The course is filled with neat touches -- a man-made 17-acre lake, a hole with an island green, a pot bunker reminiscent of the best British courses. The complex includes a clubhouse, driving range, practice green, practice sand trap and a 11/2-acre turf farm.
Inmates are not allowed to play the 6,100-yard, par-72 course. That doesn't bother them, Rabun said with his trademark cackle, because none played on the outside. But they had a hand in every aspect of its construction, from driving the tractors and bulldozers to fertilizing and mowing the greens and fairways.

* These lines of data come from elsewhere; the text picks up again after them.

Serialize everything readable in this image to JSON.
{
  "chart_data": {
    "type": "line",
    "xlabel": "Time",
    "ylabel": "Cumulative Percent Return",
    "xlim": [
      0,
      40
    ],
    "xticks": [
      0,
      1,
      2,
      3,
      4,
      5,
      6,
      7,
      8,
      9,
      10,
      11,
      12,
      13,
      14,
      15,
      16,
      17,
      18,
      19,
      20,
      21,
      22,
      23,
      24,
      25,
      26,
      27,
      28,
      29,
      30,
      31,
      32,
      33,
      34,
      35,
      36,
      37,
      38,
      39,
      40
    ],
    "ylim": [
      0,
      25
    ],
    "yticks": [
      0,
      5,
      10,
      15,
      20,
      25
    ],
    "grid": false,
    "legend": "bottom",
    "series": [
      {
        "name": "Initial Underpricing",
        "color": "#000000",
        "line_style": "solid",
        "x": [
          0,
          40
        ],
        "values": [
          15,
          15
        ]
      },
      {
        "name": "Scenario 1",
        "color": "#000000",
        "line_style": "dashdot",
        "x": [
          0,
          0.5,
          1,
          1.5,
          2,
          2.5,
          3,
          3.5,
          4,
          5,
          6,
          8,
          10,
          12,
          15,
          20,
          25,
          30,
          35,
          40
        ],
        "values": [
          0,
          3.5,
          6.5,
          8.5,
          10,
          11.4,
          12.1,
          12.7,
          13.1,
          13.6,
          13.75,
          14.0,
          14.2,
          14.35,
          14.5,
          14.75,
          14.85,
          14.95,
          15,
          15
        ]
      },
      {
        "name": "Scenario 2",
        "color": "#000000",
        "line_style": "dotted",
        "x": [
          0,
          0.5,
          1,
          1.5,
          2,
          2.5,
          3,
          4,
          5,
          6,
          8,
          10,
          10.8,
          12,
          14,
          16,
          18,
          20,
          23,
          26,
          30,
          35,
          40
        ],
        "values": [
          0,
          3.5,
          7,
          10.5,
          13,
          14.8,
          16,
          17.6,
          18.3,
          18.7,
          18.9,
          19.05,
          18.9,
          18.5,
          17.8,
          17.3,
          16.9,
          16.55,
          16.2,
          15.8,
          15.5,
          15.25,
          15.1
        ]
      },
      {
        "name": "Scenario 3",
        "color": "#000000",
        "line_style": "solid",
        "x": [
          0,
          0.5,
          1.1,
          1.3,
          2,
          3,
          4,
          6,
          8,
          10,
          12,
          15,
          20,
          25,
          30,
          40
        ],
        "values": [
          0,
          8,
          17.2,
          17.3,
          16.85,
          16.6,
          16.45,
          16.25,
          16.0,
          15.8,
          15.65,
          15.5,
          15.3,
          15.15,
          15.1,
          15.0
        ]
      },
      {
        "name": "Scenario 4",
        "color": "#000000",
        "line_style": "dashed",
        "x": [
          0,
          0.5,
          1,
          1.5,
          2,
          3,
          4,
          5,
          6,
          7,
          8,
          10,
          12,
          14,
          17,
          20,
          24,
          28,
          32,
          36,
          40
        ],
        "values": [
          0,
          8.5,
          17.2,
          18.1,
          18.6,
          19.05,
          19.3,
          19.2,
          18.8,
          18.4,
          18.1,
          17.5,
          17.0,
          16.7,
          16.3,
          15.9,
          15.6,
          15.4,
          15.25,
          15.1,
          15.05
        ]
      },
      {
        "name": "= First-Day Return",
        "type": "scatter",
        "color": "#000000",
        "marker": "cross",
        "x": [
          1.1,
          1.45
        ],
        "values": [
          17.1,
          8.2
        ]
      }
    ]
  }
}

"We've come a long way," Rabun said. "This ain't never going to be what you call an ordinary golf course, because we work the machines."
Then he laughed as pride kicked in: "I mean, we work the machines."
Rabun sat in an old aluminum golf cart, his thin voice battling the blustery breeze. He's serving a life sentence for murder, but he isn't sure whether he arrived at Angola in 1970 or 1971. He thinks he is 49 years old. He looks older. Some days, Giroir picks him up for work at 3 in the morning and brings him back at 6 in the evening, or later.
"Ain't nothing wrong with working outside," Rabun said. "It's the heat in the summertime, and it's the cool weather in the winter time, and there ain't no trees big enough to hide in."
He still finds it hard to believe what they did to that old pasture.
"I'm proud of what we did, yes indeed, yes, proud, happy, or however you want to say," Rabun said. "They believe now that there's going to be a golf course in prison."